Beautifulsoup下載Google專利搜索中的所有.zip文件

-1

我想要做的是使用Beautifulsoup從谷歌專利檔案中下載每個zip文件。以下是我迄今爲止編寫的代碼。但似乎我有麻煩讓文件下載到我的桌面上的目錄。任何幫助將不勝感激Beautifulsoup下載Google專利搜索中的所有.zip文件

from bs4 import BeautifulSoup 
import urllib2 
import re 
import pandas as pd 

url = 'http://www.google.com/googlebooks/uspto-patents-grants.html' 

site = urllib2.urlopen(url) 
html = site.read() 
soup = BeautifulSoup(html) 
soup.prettify() 

path = open('/Users/username/Desktop/', "wb") 

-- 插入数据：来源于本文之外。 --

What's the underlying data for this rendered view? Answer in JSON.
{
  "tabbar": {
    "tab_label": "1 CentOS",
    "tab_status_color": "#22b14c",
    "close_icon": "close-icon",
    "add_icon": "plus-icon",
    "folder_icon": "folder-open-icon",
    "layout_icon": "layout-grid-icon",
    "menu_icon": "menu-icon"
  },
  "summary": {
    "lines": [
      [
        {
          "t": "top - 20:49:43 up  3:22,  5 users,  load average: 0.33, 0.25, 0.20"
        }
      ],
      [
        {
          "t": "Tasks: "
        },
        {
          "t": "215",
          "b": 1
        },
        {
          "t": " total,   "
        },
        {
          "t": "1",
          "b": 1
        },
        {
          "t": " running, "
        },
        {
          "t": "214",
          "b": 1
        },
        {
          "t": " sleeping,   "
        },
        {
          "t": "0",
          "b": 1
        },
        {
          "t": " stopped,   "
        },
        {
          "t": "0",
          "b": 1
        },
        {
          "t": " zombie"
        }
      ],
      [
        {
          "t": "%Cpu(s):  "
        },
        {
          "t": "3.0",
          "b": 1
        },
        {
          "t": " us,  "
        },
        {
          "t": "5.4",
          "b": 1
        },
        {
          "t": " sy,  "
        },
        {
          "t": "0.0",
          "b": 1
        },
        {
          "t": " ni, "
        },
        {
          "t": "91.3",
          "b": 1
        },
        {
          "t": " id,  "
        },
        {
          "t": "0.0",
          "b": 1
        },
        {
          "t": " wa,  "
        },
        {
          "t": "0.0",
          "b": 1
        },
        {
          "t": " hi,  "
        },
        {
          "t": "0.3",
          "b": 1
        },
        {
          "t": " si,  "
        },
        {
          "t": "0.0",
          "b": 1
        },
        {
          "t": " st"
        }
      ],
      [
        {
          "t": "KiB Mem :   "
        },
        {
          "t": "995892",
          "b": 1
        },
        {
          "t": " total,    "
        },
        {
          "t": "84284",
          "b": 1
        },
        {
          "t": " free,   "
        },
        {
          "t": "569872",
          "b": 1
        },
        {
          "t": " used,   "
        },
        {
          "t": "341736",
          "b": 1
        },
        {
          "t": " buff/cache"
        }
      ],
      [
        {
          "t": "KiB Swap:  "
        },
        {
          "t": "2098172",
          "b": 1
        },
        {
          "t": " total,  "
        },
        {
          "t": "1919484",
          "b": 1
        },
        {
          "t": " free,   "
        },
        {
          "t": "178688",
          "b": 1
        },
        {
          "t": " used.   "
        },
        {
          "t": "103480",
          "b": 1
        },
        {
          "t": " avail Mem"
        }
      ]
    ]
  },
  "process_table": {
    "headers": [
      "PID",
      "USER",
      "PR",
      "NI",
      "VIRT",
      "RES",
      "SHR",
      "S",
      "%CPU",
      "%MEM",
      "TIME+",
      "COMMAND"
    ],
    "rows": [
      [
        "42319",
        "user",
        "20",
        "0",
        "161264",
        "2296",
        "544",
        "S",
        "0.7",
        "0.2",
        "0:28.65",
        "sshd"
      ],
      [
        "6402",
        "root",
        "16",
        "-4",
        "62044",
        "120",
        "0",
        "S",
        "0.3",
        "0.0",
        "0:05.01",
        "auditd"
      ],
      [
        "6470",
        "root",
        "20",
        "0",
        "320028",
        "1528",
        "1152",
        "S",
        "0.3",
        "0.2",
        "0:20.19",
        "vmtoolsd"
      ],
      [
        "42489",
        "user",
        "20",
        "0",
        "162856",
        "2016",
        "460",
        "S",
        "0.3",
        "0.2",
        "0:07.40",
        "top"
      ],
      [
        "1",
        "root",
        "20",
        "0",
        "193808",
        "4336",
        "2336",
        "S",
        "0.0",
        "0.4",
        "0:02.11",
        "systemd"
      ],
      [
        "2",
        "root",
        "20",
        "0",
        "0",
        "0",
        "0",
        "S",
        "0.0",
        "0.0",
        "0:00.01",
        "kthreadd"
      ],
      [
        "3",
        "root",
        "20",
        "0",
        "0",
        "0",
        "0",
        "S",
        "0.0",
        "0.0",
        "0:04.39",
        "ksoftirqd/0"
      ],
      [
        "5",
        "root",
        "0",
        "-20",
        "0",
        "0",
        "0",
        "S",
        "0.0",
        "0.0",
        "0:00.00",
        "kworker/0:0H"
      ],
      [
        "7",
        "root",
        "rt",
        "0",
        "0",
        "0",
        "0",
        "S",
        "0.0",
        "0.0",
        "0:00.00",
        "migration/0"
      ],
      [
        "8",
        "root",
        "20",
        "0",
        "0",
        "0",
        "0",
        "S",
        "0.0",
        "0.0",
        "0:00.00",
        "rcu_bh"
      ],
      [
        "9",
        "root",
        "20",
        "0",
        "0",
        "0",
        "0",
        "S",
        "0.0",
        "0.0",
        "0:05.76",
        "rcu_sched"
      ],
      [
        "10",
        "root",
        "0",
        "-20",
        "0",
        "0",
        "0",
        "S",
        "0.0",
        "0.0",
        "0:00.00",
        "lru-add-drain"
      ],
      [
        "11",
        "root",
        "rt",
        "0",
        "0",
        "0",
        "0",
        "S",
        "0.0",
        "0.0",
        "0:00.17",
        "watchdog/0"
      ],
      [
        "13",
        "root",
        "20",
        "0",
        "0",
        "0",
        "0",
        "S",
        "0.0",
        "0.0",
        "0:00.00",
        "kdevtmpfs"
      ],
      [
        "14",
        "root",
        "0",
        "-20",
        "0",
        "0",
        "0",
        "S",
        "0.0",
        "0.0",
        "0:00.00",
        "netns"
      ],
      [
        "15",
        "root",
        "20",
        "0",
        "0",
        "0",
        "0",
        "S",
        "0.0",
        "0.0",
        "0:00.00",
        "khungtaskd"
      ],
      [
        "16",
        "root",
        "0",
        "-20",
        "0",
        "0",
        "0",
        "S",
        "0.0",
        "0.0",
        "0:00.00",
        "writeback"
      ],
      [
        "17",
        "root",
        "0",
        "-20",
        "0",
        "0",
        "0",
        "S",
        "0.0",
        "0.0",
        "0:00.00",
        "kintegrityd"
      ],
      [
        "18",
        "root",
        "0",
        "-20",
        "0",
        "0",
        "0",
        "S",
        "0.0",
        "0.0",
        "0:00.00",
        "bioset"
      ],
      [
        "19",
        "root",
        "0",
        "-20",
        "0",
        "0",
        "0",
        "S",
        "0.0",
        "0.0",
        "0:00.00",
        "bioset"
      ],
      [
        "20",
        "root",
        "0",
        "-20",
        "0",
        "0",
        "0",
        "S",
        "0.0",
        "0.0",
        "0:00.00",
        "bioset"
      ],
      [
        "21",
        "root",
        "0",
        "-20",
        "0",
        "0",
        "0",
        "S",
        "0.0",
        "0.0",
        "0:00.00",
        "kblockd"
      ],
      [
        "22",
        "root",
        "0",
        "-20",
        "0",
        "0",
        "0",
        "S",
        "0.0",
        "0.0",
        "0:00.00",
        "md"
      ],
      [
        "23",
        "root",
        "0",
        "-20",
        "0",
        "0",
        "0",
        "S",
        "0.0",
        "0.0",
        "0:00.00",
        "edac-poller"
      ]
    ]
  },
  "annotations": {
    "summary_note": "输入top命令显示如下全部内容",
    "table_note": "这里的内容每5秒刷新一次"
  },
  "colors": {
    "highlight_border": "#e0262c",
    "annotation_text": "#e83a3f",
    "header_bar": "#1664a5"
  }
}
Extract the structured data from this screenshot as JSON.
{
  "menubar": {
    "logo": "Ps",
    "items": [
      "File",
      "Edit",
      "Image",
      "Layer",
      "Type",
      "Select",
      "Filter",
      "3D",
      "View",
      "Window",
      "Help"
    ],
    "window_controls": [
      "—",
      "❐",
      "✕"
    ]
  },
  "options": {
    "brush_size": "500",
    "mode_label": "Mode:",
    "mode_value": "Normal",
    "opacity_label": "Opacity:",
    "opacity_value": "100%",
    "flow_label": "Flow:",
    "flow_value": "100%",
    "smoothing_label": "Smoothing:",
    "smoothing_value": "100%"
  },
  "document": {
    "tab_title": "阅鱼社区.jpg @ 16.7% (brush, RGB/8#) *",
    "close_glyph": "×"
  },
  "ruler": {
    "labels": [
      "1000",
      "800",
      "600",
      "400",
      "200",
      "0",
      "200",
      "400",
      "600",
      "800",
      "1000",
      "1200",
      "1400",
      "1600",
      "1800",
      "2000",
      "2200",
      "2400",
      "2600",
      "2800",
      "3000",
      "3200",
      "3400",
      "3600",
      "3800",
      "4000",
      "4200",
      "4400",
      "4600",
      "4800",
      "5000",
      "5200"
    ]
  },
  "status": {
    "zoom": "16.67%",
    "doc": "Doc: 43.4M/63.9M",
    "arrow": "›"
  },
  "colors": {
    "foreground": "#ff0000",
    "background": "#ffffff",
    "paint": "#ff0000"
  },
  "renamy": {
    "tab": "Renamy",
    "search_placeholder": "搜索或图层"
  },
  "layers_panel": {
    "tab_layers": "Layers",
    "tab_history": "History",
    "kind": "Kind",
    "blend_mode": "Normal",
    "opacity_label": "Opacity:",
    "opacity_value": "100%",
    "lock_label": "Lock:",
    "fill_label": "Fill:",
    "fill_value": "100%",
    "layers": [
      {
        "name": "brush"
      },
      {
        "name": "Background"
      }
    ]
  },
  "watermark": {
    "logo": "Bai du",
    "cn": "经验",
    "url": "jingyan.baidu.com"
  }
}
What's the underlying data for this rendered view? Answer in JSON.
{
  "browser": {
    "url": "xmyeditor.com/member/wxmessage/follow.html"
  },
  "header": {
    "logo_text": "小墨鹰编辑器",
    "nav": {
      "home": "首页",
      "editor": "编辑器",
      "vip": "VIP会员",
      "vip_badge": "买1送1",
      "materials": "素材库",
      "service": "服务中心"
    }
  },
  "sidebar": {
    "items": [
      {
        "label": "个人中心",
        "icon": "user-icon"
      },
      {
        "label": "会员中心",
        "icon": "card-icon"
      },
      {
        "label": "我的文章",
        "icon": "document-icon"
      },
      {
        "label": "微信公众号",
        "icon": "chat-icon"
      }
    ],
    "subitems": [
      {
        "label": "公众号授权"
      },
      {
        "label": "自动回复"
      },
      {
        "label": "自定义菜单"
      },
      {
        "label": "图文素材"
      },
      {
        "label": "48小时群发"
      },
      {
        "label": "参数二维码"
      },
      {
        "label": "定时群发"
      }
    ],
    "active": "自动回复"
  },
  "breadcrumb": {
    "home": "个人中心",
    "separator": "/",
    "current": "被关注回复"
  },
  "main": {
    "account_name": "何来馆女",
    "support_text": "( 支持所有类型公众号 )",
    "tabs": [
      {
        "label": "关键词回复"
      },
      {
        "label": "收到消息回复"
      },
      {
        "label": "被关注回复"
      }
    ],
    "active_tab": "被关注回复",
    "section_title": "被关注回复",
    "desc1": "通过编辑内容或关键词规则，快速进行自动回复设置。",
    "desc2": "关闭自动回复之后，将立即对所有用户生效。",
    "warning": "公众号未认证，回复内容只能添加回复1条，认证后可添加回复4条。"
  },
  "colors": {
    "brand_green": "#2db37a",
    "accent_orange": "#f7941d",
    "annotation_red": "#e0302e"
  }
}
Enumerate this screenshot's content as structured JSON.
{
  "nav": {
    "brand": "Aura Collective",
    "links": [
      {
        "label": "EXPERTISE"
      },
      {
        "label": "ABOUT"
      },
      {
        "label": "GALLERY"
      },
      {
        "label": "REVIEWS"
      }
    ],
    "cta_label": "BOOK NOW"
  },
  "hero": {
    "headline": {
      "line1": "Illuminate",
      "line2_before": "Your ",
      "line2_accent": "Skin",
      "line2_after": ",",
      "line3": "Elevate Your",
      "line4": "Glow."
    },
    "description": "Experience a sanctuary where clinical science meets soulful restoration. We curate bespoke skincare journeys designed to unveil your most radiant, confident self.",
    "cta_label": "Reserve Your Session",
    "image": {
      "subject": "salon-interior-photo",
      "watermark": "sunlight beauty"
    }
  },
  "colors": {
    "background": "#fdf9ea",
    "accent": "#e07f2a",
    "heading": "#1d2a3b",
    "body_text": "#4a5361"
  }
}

for name in soup.findAll('a', href=True): 
    print name['href'] 
    linkpath = name['href'] 
    rq = urllib2.request(linkpath) 
    res = urllib2.urlope

我應該得到的結果是，所有的zip文件都應該下載到一個特定的目錄。相反，我收到以下錯誤：

> #2015 --------------------------------------------------------------------------- AttributeError Traceback (most recent call last) 
> <ipython-input-13-874f34e07473> in <module>() 17 print name['href'] 18 
> linkpath = name['href'] ---> 19 rq = urllib2.request(namep) 20 res = 
> urllib2.urlopen(rq) 21 path.write(res.read()) AttributeError: 'module' 
> object has no attribute 'request' –

來源

2015-04-23 icomefromchaos

您遇到什麼麻煩？預期的結果是什麼？會發生什麼呢？ –

它應該下載所有的zip文件，但是我得到這個錯誤。＃2015 ----------------------------- ---------------------------------------------- AttributeError Traceback（）（） 17 print name ['href'] 18 linkpath = name ['href'] ---> 19 rq = urllib2.request（ namep） 20 res = urllib2.urlopen（rq） 21 path.write（res.read（）） AttributeError：'module'object has no attribute'request' – icomefromchaos

除了使用一個不存在的請求實體從的urllib2 ，您不會正確輸出到文件 - 您不能只打開目錄，您必須單獨打開每個文件以輸出。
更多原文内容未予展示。